Saturday, March 04, 2006

Double Standards in the Quest for European Unity

While French readers pour scorn on Italy (and Prime Minister Silvio Berlusconi) for not standing tall with its fellow Europeans and for not having the backbone to follow the quest for "long-term European stability" and for not standing up proudly to that terrible enemy represented by… Uncle Sam, the attitude of the French moralizers during the circus surrounding the Gaz de France affair with Suez comes across as a combination of chauvinism, protectionism, retrogradism, foul play, bullying, deliberate betrayal, and a return to the nation-state so often decried by Frenchmen (politicians, moonbats, or otherwise). And that, not only in Italy but also in Brussels and in Spain. (Incidentally, even France's champion in Italy, Romano Prodi, is ticked off.) The Trib:
It is often the case in international commerce that when a foreign country blocks you from buying their company, it's "protectionism," but when a foreigner comes shopping in your country, it's a potential threat to your "strategic interests." That seems especially true in Europe, where attempts to create a level playing field across the European Union keep running up against chauvinism, unions or simply ignorance.

The latest tussle is over utilities: After an Italian company took aim at the French utility Suez, Prime Minister Dominique de Villepin suddenly sensed a great threat to French security and started pushing Suez to merge with Gaz de France.
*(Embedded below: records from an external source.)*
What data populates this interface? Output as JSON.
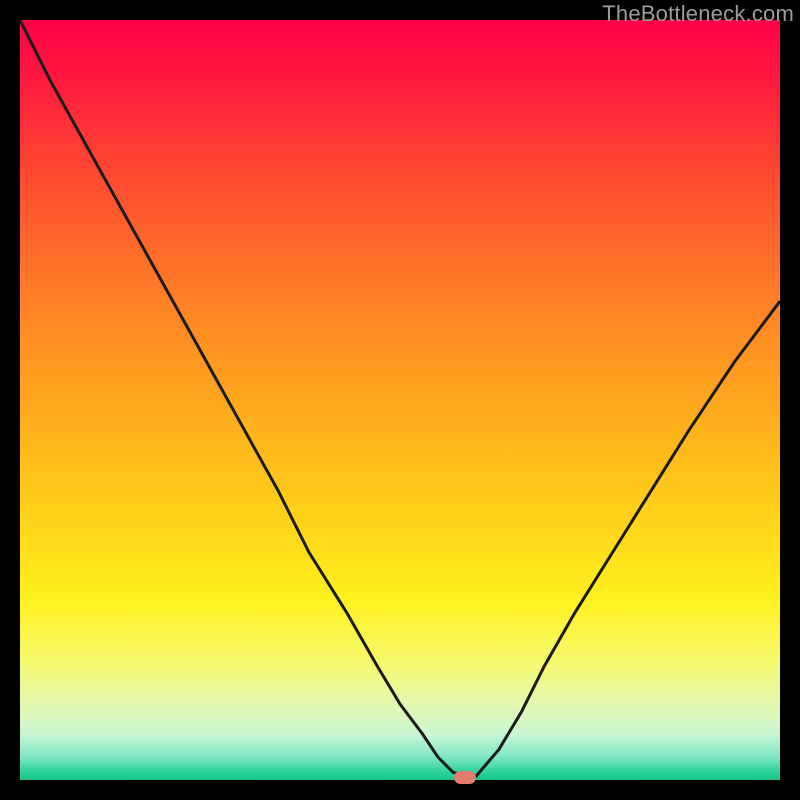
{
  "watermark": "TheBottleneck.com",
  "colors": {
    "frame": "#000000",
    "curve_stroke": "#1b1b1b",
    "marker_fill": "#e17b6a",
    "watermark_text": "#9c9c9c"
  },
  "chart_data": {
    "type": "line",
    "title": "",
    "xlabel": "",
    "ylabel": "",
    "xlim": [
      0,
      100
    ],
    "ylim": [
      0,
      100
    ],
    "grid": false,
    "legend": false,
    "note": "Axes are unlabeled; x/y treated as 0–100 percent of the plot area. y is the curve height measured upward from the bottom green band.",
    "series": [
      {
        "name": "bottleneck-curve",
        "x": [
          0,
          4,
          9,
          14,
          19,
          24,
          29,
          34,
          38,
          43,
          47,
          50,
          53,
          55,
          57,
          59,
          60,
          63,
          66,
          69,
          73,
          78,
          83,
          88,
          94,
          100
        ],
        "y": [
          100,
          92,
          83,
          74,
          65,
          56,
          47,
          38,
          30,
          22,
          15,
          10,
          6,
          3,
          1,
          0.5,
          0.5,
          4,
          9,
          15,
          22,
          30,
          38,
          46,
          55,
          63
        ]
      }
    ],
    "marker": {
      "name": "minimum-point",
      "x": 58.5,
      "y": 0.0
    },
    "background_gradient_stops": [
      {
        "pos": 0.0,
        "color": "#ff0046"
      },
      {
        "pos": 0.3,
        "color": "#ff6a2a"
      },
      {
        "pos": 0.66,
        "color": "#ffd419"
      },
      {
        "pos": 0.84,
        "color": "#f7fa68"
      },
      {
        "pos": 0.97,
        "color": "#7ee7c5"
      },
      {
        "pos": 1.0,
        "color": "#1bc28e"
      }
    ]
  }
}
Italy's Industry Minister, Claudio Scajola, rightly countered that the real threat was to the political and economic destiny of the European Union. …releasing free market forces across the entire continent is the whole point of the European Union, and neither France nor Spain has been shy about sending their salesmen on continental shopping sprees.

In a Le Monde article that remained long unlinked, Jean-Michel Bezat, Jean-Jacques Bezonnet, and Jean-Pierre Stroobants report that Belgium's Le Soir is ironizing that "from now on, Belgium's energy ministry will be located in Paris" and that La Stampa's Barbara Spinelli has said that "France is a sick man who is contaminating all of Europe."